The Presbyterian Church (U.S.A.) seminaries relate to the denomination through the Committee on Theological Education (COTE). COTE has responsibility for providing an arena wherein a comprehensive plan for theological education from the perspective of the whole church can be developed and maintained. It seeks to identify, develop, and propose strategies for a systemic approach to theological education within the denomination.

COTE serves as an advocate for theological education, seeking to support the seminaries (both financially and in other ways) and to strengthen them for their mission to the whole church. It is the body through which the seminaries report and are accountable to the denomination. COTE can also be seen as a two-way communication link between the denomination and its graduate theological institutions.

==List==
PC(USA) seminaries include: (numbers in parentheses are 2022-2023 FTE (full-time equivalent enrollment) figures from ATS (The Association of Theological Schools) The second number in the parentheses is Fall 2023 FTE from ATS.
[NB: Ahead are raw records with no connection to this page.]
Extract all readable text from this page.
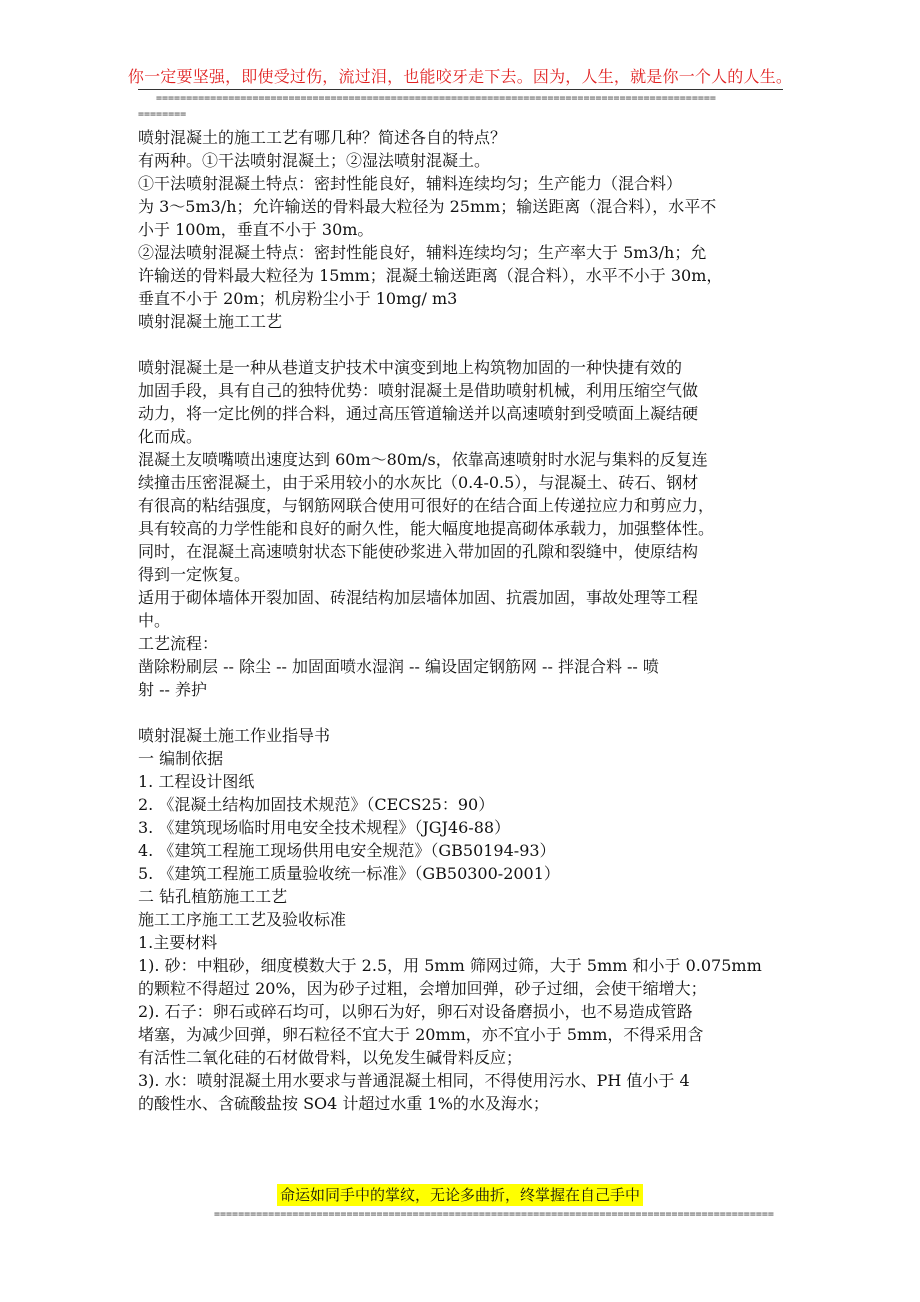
你一定要坚强，即使受过伤，流过泪，也能咬牙走下去。因为，人生，就是你一个人的人生。
=============================================================================================
========
喷射混凝土的施工工艺有哪几种？简述各自的特点？
有两种。①干法喷射混凝土；②湿法喷射混凝土。
①干法喷射混凝土特点：密封性能良好，辅料连续均匀；生产能力（混合料）
为 3～5m3/h；允许输送的骨料最大粒径为 25mm；输送距离（混合料），水平不
小于 100m，垂直不小于 30m。
②湿法喷射混凝土特点：密封性能良好，辅料连续均匀；生产率大于 5m3/h；允
许输送的骨料最大粒径为 15mm；混凝土输送距离（混合料），水平不小于 30m，
垂直不小于 20m；机房粉尘小于 10mg/ m3
喷射混凝土施工工艺
喷射混凝土是一种从巷道支护技术中演变到地上构筑物加固的一种快捷有效的
加固手段，具有自己的独特优势：喷射混凝土是借助喷射机械，利用压缩空气做
动力，将一定比例的拌合料，通过高压管道输送并以高速喷射到受喷面上凝结硬
化而成。
混凝土友喷嘴喷出速度达到 60m～80m/s，依靠高速喷射时水泥与集料的反复连
续撞击压密混凝土，由于采用较小的水灰比（0.4-0.5），与混凝土、砖石、钢材
有很高的粘结强度，与钢筋网联合使用可很好的在结合面上传递拉应力和剪应力，
具有较高的力学性能和良好的耐久性，能大幅度地提高砌体承载力，加强整体性。
同时，在混凝土高速喷射状态下能使砂浆进入带加固的孔隙和裂缝中，使原结构
得到一定恢复。
适用于砌体墙体开裂加固、砖混结构加层墙体加固、抗震加固，事故处理等工程
中。
工艺流程：
凿除粉刷层 -- 除尘 -- 加固面喷水湿润 -- 编设固定钢筋网 -- 拌混合料 -- 喷
射 -- 养护
喷射混凝土施工作业指导书
一 编制依据
1. 工程设计图纸
2. 《混凝土结构加固技术规范》（CECS25：90）
3. 《建筑现场临时用电安全技术规程》（JGJ46-88）
4. 《建筑工程施工现场供用电安全规范》（GB50194-93）
5. 《建筑工程施工质量验收统一标准》（GB50300-2001）
二 钻孔植筋施工工艺
施工工序施工工艺及验收标准
1.主要材料
1). 砂：中粗砂，细度模数大于 2.5，用 5mm 筛网过筛，大于 5mm 和小于 0.075mm
的颗粒不得超过 20%，因为砂子过粗，会增加回弹，砂子过细，会使干缩增大；
2). 石子：卵石或碎石均可，以卵石为好，卵石对设备磨损小，也不易造成管路
堵塞，为减少回弹，卵石粒径不宜大于 20mm，亦不宜小于 5mm，不得采用含
有活性二氧化硅的石材做骨料，以免发生碱骨料反应；
3). 水：喷射混凝土用水要求与普通混凝土相同，不得使用污水、PH 值小于 4
的酸性水、含硫酸盐按 SO4 计超过水重 1%的水及海水；
命运如同手中的掌纹，无论多曲折，终掌握在自己手中
=============================================================================================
- Austin Theological Seminary (109, 91)
- Columbia Theological Seminary (160, 140)
- Dubuque Theological Seminary (68, 81)
- Johnson C. Smith Theological Seminary
- Louisville Presbyterian Theological Seminary (63, 100)
- McCormick Theological Seminary (67, 45)
- Pittsburgh Theological Seminary (116, 91)
- Princeton Theological Seminary (319, 276)
- San Francisco Theological Seminary (49, 65)
- Union Presbyterian Seminary (156, 155)

Two additional seminaries are related to the PC(USA) by covenant agreement. They are:

- Auburn Theological Seminary
- Evangelical Seminary of Puerto Rico

==Description==
These seminaries differ greatly in size, endowment, and theological viewpoints. Princeton Theological Seminary is the largest, with an expansive campus. Most, like Union Presbyterian Seminary and Columbia Theological Seminary, are more moderate in student size, but still have substantial campuses. Johnson C. Smith Theological Seminary, on the other hand, is quite small, its curriculum is online, and it no longer offers a Master of Divinity degree.
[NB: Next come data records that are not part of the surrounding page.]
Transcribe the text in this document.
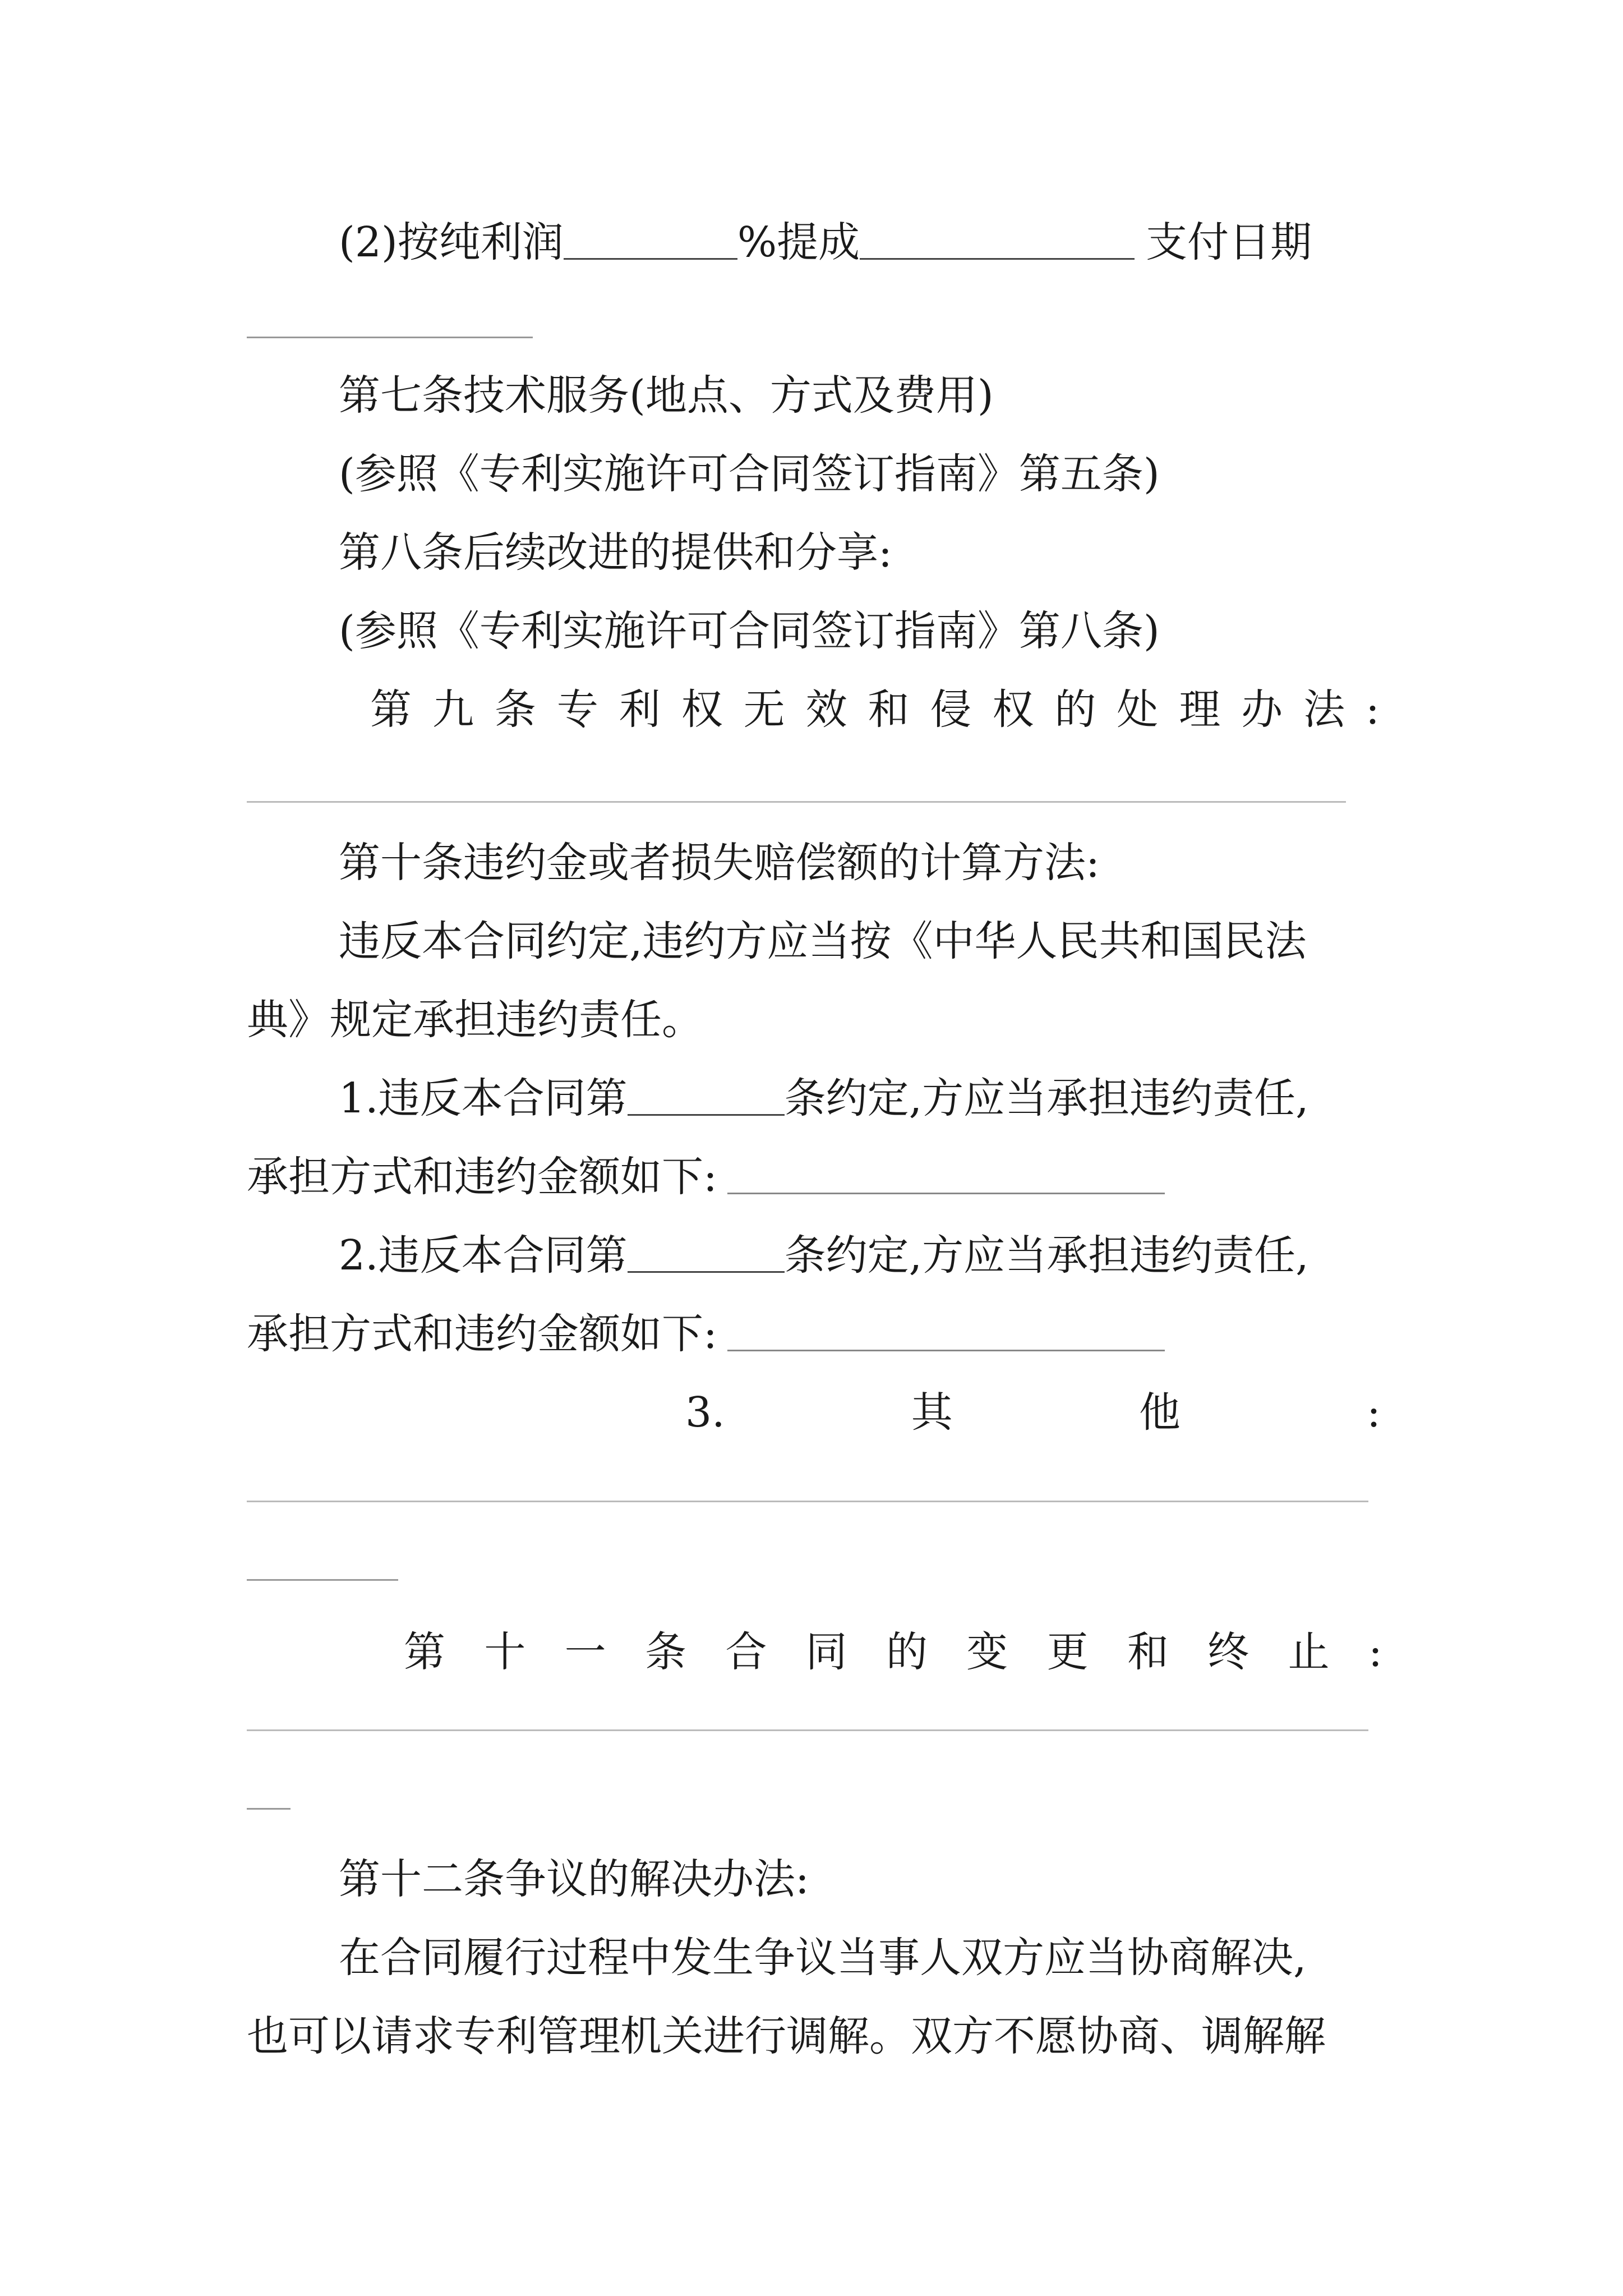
(2)按纯利润	%提成	支付日期
第七条技术服务(地点、方式及费用)
(参照《专利实施许可合同签订指南》第五条)
第八条后续改进的提供和分享:
(参照《专利实施许可合同签订指南》第八条)
第 九 条 专 利 权 无 效 和 侵 权 的 处 理 办 法 :
第十条违约金或者损失赔偿额的计算方法:
违反本合同约定,违约方应当按《中华人民共和国民法
典》规定承担违约责任。
1.违反本合同第	条约定,方应当承担违约责任,
承担方式和违约金额如下:
2.违反本合同第	条约定,方应当承担违约责任,
承担方式和违约金额如下:
3.	其	他	:
第 十 一 条 合 同 的 变 更 和 终 止 :
第十二条争议的解决办法:
在合同履行过程中发生争议当事人双方应当协商解决,
也可以请求专利管理机关进行调解。双方不愿协商、调解解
Another important distinction to consider is the historical background of the seminary. Before the reunion of the two branches of the PCUSA in 1983, seminaries were affiliated with either the "Northern" United Presbyterian Church or the "Southern" Presbyterian Church in the United States. Princeton, Pittsburgh, Dubuque, San Francisco, McCormick and Johnson C. Smith were all "Northern" seminaries. Columbia, Union and Austin were all "Southern" seminaries. Louisville was affiliated with both churches. Additionally, Johnson C. Smith was founded as an African-American seminary, the only one of its kind in the PCUSA.

Given the current atmosphere of theological debate in the church, some seminaries have become nominally associated with the liberal and conservative branches of the church in many church members' minds. Princeton and Dubuque, for instance, tend to have more conservative reputations. Columbia, McCormick, and Louisville fall on the more progressive side. In reality, there are students and faculty at all of the institutions who subscribe to all sides of the theological spectrum, and it's difficult to make a blanket statement about which seminary is "left" or "right."

Most PC(USA) ministers receive their training at one of these schools. Other schools which have educated substantial numbers of PC(USA) ministers include Harvard Divinity School, Yale Divinity School, Union Theological Seminary in New York, Vanderbilt Divinity School, Erskine Theological Seminary, Fuller Theological Seminary and Gordon-Conwell Theological Seminary. Presbyteries differ greatly in their acceptance of candidates from these non-affiliated schools. Regardless of where a candidate for ministry receives their degree, however, they are required to complete the Inquiry and Candidacy processes of the church, and to pass stringent ordination exams in order to be ordained.